Google has its API and people can develop own Google search application. I wonder if we can integrate Google API (search web directory instead of web pages) in our DMOZ sites. So, when users browse, he get DMOZ lists, when he search, he get Google Web Direcotry.
Google Web Directory is a few week(months?) lag behind of DMOZ. But basically, these two are identical.
Over the last 6 months all of the category names and paths, and all of the site URLS, titles, and descriptions have been converted. Many were in ISO-8859-1 but not all converted cleanly (there were at least half a dozen different types of hyphen in use in the data, for example). Many other categories were in all sorts of other encodings, and a small number had no default encoding defined at all.
At the same time as converting all of that over to UTF-8, the character checking routines were improved to not allow any non-valid data into the database from now onwards.
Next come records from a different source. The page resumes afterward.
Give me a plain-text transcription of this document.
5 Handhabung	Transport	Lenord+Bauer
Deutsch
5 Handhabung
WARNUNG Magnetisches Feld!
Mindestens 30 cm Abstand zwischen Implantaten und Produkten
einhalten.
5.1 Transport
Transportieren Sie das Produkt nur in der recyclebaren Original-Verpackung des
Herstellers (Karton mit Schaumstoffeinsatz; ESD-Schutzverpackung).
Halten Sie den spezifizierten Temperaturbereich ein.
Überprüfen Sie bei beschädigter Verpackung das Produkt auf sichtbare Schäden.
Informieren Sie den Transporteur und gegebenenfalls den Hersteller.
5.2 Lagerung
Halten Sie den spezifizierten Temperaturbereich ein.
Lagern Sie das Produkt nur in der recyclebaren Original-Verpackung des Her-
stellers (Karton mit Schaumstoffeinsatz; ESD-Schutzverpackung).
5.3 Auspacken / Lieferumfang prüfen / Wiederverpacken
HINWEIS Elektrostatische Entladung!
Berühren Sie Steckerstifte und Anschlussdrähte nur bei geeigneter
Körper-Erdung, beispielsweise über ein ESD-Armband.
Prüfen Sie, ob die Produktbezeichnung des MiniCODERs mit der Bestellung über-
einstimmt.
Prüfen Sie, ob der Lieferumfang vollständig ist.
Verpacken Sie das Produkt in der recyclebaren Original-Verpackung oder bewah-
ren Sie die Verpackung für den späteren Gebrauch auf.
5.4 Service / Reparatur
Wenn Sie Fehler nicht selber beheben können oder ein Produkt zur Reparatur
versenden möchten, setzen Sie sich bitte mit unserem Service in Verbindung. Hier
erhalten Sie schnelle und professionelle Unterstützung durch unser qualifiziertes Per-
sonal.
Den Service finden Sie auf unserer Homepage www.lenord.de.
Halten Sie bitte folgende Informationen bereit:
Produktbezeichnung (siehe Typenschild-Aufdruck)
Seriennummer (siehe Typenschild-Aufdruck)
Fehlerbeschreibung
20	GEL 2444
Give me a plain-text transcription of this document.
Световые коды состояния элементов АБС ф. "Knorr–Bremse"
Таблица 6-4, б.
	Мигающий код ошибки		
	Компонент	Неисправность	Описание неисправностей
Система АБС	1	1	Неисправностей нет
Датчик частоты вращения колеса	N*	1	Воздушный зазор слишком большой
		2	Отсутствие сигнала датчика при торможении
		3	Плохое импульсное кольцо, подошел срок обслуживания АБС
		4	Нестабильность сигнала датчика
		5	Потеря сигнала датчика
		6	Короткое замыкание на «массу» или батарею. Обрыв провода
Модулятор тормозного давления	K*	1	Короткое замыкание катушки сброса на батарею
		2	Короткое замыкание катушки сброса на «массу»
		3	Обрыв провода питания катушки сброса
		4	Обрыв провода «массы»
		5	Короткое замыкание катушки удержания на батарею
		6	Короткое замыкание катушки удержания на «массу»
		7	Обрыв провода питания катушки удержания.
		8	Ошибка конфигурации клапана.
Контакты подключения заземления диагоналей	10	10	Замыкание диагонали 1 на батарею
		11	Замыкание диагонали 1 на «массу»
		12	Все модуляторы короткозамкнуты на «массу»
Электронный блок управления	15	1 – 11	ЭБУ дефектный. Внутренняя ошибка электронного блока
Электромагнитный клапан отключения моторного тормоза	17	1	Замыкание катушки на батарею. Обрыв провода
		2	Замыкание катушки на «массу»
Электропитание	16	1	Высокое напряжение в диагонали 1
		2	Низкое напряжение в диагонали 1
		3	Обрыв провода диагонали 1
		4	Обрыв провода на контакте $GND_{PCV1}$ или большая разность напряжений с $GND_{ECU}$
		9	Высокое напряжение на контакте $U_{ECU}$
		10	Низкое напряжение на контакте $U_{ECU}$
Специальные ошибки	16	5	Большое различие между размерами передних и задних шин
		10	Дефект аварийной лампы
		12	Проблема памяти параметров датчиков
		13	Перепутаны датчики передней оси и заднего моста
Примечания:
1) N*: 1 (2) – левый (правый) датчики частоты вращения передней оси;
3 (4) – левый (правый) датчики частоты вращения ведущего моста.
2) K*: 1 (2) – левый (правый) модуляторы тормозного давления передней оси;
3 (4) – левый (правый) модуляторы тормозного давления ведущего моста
Over half a million "errors" had to be fixed up either by running scripts, or by hand-editing the entries. The last 4 RDF files were down to just one or two errors in each one.
Once there are no errors in the RDF I expect that search will improve, but there is other work needed to be done to it, and I don't believe that is one of the highest priority jobs for the staff programmers.
Use Google's search function for the moment. The ODP RDF has been produced weekly for well over a year now, so downstream users now always have a recent RDF to update their site from.